AIME high and help mentor Indigenous high school students to success

Published in the February 2016 issue

Comments are off for this post

Mitchell Kirby was Southern Cross University’s 2015 AIME Mentor of the Year for his enthusiastic contribution to the mentorship of young Indigenous Australians in the University’s footprint.

Mitchell Kirby was SCU’s 2015 AIME Mentor of the Year. Mitchell, a PhD candidate in the School of Environment, Science and Engineering, was recognised for his enthusiastic contribution to the mentorship of young Indigenous Australians in the University’s footprint.

The Southern Cross University AIME program engaged more than 500 Indigenous high school students in 2015, eclipsing the size of the University of Sydney program which was previously the biggest AIME site in the country.

SCU has been an AIME partner since 2009 when the program was first run from the Coffs Harbour campus. Since then AIME at SCU has expanded to three full time staff, six casuals and more than 100 volunteer university student mentors.

Triple j teamed up with the Indigenous mentoring program to present this year’s triple j Hottest 100, the annual Australia Day countdown of the nation’s most popular songs of the year. In the process, $81,000 was raised in donations for Indigenous education from Hottest 100 voters.

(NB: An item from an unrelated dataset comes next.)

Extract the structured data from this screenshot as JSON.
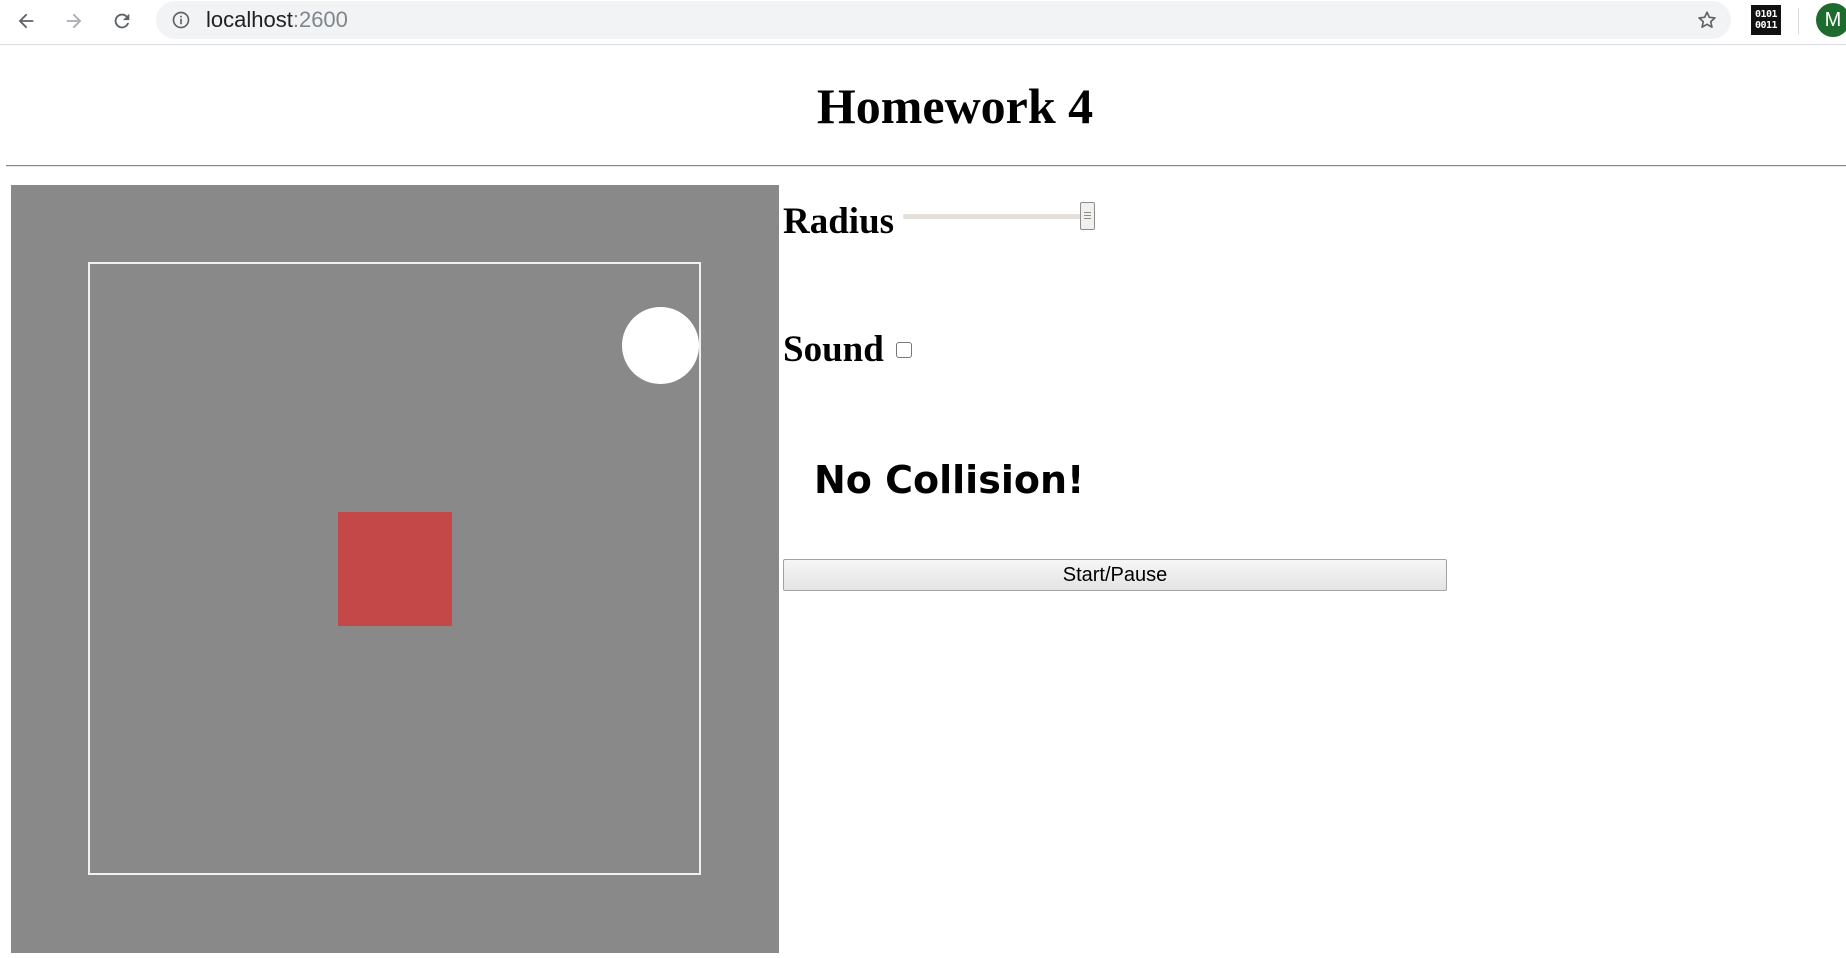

So what is AIME? The Australian Indigenous Mentoring Experience (AIME) is a mentoring program that helps Indigenous students finish high school at the same rate as non-Indigenous students. Indigenous students who complete AIME’s educational program are more likely to finish school and transition through to university, further education, training and employment at the same rate as every Australian child. Last year 93 per cent of Indigenous students in the AIME program completed Year 12, compared to the overall Indigenous rate of 59 per cent.

A key component of the AIME program is the university students coming on board as mentors and tutors for the Indigenous school students. If you’re a SCU student wanting to catch the wave that is creating real change, become a mentor in 2016. Applications are now open. See for more information.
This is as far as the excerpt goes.